ミカミは少しも慌てず、コンサルティングを行った。
「緊急事態ですし、この際、もう何でもいいですよ。そうだな、燃やすとかどうです?」
『燃やす? なんだ、燃やせばいいのか!? ハハハハハハ! 簡単な仕事じゃないか!』
御子柴はおかしな目つきで笑い、躊躇なく、手元のブロックバッズに火をつけた。
側近の一人が「アッ」という間も無く、乾燥大麻はたちまち、赤い炎に包まれた。
『ハハハハハハハ! ハーハハハハハハハハ!』
御子柴は笑いながら、燃え盛るブロックバッズを機密段ボールの中に放り込んだ。
◆
「あー、あー、あー。燃やしちゃったよ本当に。人間追い詰められると、ほんと、何するかわかんないね。アハハハハハ」
ミカミは顎鬚を撫でながら、御子柴との通信を切った。
「素晴らしい!」
会議室の暗がりに立っていた男が、ミカミの後ろに歩み寄った。男の名は山﨑。第一人事部リレイアウト執行委員。年齢は五十代で、上品な口ひげをたくわえていた。
「これで私の首も、どうにかつながるな……!」
山﨑はハンカチで汗を拭うと、安堵の息を吐いた。
彼は第一人事部の「長老」の一人。社内リレイアウトの権限を使い、様々な機密資料に関して意図的な”紛失”を行ってきた。
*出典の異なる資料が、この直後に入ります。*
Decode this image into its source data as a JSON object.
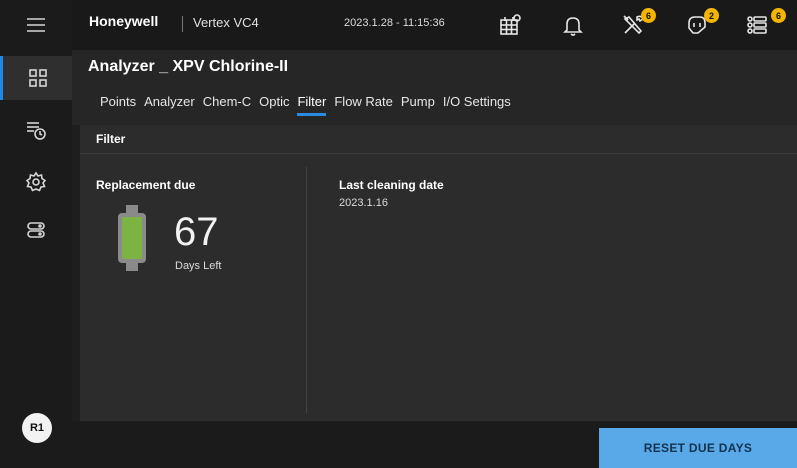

T社人事部の灰色のキャビネットには、国会図書館をも凌駕するほどの書類が、電子化の順番を待ったまま大量に眠り続けている。それらの中から、リレイアウトのたびに、特定の重役にとって極めて不都合なデータだけを”紛失”、ないしは一時的に行方不明にさせて改竄させるのが、山﨑の役目であった。
この驚くべき背信行為は、ここ十年以上明るみに出ることなく、T社グループの暗がりで当たり前のように行われてきた。そして今回、致命的なミスを犯したのだ。
「それだけじゃありませんよ。このまま御子柴が調整されれば、今回のリレイアウト執行部の不手際もウヤムヤにできます」
ミカミは薄笑いを浮かべながら言った。